For Juli to have had the uncommon fortitude to break up with Mario and invent a nonexistent infidelity as justification were both strong indicators of the degree of boredom and disillusionment they’d sunk into over the years. Mario took the humiliation of being dumped rather badly at first and tended to confuse his displeasure with the sufferings of love. He wrote several supplicating or insulting letters, amply stocked with literary clichés; he pondered the inconstancy of women and spent a few afternoons wandering around the building where his ex-girlfriend worked, with the rather melodramatic notion of surprising her with his rival — a word much in vogue then on the popular Latin American soap operas. He also feared the vague rural opprobrium attached to bachelors—“old boys,” as his mother used to say.

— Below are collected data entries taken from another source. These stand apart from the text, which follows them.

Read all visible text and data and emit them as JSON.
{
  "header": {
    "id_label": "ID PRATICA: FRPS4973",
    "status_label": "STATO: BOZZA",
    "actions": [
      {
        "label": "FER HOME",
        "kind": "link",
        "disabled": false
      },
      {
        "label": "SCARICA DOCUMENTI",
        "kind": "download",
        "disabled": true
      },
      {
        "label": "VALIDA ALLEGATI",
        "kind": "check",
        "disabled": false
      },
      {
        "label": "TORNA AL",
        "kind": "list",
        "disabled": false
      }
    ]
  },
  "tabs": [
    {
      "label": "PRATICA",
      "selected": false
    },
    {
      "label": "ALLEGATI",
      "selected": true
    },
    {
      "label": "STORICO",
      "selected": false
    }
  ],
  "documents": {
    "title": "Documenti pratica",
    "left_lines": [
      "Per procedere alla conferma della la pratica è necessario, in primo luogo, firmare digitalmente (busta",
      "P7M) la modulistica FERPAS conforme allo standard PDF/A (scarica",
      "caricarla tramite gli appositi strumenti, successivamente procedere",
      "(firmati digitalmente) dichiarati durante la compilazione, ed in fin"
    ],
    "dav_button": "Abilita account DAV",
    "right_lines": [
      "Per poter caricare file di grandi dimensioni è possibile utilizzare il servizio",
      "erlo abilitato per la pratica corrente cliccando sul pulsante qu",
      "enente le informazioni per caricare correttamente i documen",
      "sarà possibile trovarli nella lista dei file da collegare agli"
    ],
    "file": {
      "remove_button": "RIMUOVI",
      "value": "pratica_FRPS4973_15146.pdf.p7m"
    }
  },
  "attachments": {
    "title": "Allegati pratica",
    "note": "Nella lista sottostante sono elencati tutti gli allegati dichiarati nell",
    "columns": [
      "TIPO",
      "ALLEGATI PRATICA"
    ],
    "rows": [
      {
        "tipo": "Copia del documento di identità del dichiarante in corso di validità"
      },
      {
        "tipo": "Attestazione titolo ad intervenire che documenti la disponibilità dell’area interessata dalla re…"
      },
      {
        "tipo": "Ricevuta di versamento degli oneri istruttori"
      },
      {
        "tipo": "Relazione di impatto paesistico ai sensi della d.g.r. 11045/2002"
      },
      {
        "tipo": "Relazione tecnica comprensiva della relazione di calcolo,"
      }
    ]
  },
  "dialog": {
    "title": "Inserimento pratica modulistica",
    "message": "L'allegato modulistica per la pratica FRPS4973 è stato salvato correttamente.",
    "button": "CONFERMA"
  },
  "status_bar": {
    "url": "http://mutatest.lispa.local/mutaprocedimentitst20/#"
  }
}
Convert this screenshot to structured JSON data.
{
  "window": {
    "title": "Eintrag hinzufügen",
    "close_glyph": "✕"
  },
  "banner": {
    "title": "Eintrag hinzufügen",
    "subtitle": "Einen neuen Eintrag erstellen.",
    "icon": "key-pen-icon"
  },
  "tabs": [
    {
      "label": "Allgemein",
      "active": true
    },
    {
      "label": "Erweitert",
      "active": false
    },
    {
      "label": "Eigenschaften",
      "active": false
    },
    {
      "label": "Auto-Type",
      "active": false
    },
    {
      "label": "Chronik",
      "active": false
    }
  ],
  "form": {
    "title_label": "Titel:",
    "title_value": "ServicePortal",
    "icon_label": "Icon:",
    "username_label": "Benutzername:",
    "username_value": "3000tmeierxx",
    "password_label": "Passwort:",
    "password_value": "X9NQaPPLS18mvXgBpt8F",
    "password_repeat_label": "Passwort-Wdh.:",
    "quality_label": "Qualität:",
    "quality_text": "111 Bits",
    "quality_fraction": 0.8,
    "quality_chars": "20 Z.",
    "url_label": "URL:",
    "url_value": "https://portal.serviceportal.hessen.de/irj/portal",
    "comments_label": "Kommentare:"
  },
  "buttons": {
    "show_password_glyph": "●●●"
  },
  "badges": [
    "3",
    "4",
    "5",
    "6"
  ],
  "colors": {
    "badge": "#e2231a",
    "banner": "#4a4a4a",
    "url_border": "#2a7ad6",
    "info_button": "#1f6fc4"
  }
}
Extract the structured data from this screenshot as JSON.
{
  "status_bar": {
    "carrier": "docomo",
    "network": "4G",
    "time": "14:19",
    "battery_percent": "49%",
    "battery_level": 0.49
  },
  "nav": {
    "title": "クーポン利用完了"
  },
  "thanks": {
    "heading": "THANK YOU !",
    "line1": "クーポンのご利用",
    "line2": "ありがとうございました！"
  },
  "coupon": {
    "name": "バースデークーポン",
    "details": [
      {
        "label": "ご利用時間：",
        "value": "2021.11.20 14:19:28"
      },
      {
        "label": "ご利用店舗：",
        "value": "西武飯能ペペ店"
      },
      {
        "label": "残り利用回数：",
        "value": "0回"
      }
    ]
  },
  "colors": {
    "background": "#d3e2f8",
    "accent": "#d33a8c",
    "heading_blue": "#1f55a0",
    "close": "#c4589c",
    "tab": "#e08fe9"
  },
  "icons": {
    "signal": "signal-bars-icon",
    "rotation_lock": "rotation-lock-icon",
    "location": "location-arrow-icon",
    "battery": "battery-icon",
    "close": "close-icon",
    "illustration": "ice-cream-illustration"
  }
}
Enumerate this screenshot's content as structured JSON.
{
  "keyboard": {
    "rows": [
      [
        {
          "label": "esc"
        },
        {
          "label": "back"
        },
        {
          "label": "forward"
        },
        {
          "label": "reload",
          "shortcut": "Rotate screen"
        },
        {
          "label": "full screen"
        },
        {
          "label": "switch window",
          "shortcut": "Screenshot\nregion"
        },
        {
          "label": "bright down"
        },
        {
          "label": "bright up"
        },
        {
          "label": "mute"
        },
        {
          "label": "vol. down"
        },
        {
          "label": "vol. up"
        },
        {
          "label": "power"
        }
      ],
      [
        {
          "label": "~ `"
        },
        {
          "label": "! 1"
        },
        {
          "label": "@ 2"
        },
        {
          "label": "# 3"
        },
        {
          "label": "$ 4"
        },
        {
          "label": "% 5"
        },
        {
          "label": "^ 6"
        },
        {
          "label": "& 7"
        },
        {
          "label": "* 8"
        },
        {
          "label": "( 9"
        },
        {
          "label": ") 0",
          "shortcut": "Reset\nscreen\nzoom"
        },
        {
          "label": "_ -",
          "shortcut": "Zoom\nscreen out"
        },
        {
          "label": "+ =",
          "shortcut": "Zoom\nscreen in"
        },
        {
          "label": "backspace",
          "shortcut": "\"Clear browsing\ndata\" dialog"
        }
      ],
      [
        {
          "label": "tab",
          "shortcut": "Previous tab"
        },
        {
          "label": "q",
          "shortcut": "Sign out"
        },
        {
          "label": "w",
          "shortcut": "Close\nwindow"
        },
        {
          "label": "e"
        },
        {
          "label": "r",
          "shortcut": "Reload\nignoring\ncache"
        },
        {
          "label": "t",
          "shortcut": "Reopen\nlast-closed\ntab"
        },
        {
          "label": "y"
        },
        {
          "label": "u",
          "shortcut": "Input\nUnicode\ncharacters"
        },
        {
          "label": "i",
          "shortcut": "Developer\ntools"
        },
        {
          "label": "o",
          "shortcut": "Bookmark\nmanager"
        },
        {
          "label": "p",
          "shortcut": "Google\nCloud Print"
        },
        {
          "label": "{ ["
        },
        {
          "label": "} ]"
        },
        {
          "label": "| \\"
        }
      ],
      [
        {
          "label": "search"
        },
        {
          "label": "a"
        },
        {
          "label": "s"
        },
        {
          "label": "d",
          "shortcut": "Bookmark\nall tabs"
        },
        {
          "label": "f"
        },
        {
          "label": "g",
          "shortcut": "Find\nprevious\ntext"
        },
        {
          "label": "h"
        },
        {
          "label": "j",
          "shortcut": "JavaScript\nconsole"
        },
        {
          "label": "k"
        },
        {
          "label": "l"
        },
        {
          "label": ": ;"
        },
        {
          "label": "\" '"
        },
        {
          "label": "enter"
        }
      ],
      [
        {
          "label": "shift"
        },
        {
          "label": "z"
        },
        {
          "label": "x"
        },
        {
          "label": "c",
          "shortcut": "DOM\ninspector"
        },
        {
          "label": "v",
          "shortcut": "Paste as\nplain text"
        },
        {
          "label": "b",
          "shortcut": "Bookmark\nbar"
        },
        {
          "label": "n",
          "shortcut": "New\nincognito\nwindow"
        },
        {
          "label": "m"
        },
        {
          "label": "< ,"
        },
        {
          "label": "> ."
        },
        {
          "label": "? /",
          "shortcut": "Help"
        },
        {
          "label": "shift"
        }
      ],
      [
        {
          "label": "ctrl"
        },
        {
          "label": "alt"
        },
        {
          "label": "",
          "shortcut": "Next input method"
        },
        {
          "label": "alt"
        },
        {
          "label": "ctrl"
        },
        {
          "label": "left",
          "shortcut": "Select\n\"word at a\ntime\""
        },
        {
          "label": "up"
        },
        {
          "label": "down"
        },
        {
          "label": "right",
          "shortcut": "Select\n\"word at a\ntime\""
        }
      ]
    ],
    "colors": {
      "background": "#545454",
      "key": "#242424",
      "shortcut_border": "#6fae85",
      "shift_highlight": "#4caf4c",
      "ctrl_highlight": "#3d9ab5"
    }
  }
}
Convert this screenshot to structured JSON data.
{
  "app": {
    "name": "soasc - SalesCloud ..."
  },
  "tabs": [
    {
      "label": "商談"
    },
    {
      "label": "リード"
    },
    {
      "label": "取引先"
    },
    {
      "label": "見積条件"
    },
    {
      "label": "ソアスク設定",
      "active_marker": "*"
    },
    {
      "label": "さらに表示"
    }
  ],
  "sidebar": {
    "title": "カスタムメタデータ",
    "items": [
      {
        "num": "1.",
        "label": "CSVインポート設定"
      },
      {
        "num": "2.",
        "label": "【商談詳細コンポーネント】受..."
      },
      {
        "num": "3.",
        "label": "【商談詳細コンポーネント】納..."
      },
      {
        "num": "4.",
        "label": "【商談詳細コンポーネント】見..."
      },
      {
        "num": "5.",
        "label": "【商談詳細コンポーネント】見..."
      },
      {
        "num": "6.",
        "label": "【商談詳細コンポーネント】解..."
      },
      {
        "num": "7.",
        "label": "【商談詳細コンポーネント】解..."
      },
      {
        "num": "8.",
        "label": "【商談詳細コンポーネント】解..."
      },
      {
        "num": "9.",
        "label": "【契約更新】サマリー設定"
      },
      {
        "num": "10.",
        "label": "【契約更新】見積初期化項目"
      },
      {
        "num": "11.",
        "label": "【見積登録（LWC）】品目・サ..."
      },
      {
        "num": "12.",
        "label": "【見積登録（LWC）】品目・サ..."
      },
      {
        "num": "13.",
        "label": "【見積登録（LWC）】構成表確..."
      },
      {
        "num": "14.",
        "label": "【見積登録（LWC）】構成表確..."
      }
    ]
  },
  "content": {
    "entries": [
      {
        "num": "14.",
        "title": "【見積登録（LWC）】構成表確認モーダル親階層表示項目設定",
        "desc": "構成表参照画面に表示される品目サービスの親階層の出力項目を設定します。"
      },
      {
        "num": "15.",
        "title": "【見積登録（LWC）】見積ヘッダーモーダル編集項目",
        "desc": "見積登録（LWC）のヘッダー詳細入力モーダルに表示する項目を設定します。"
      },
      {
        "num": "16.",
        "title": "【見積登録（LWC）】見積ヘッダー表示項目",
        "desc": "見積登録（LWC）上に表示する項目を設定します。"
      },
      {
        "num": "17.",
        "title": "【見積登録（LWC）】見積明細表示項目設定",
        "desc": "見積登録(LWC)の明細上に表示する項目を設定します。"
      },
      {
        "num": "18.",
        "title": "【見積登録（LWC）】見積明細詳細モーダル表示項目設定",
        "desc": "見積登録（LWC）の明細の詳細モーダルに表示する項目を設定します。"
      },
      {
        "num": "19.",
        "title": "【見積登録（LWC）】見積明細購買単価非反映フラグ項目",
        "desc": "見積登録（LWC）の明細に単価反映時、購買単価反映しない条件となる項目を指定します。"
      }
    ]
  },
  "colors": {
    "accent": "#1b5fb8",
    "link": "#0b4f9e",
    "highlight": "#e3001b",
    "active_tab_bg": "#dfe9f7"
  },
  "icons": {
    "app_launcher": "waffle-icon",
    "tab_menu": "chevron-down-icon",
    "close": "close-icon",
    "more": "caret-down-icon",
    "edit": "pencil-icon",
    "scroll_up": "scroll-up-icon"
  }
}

Then, after summer vacation, he began realizing he could spend whole days without thinking of her once, and shortly thereafter he privately acknowledged that he’d never really missed her. The apartment he’d bought to share with her now struck him as a very pleasant place to live alone. Raised in a large, unmodernized house in a country village, a house that smelled like a stable and was glacially cold in winter, Mario was gratefully appreciative of hot water, clean bathrooms, the luxury of central heating. He chose furniture to please himself alone, though the suspicious looks he got from the salespeople made him uncomfortable; it must have been unusual for a single man to be furnishing a house with such care. He practiced a painless austerity in order to keep up with his monthly mortgage payments without anxiety; he got a membership at a video rental place, and joined a book-of-the-month club. It was then that he remembered his schoolboy affinity for history and bought Menéndez Pidal’s History of Spain on the installment plan. He embarked on a plan to read it from the first volume to the last, and would always remember that he had made it to the obscure and tedious reign of the Visigoths when he met Blanca. At the Council they thanked him for his first three years on the job. He started working some afternoons in the architectural studio a few former boardingschool classmates of his had started, and he’d sometimes venture forth at night with one of them to drink wine in one or another of the city’s bars, with some vague idea of getting drunk and picking up girls. But they never managed to do either of those things, and after a while, bored and disappointed with each other, they stopped going out together. Shortly thereafter Mario’s old friend “got to be boyfriends” as they say in Jaén, with the studio’s secretary, a rather heavyset young woman who was so unappealing that Mario secretly felt some pity for his former friend. Better to be alone than to resign yourself so halfheartedly to a woman like that.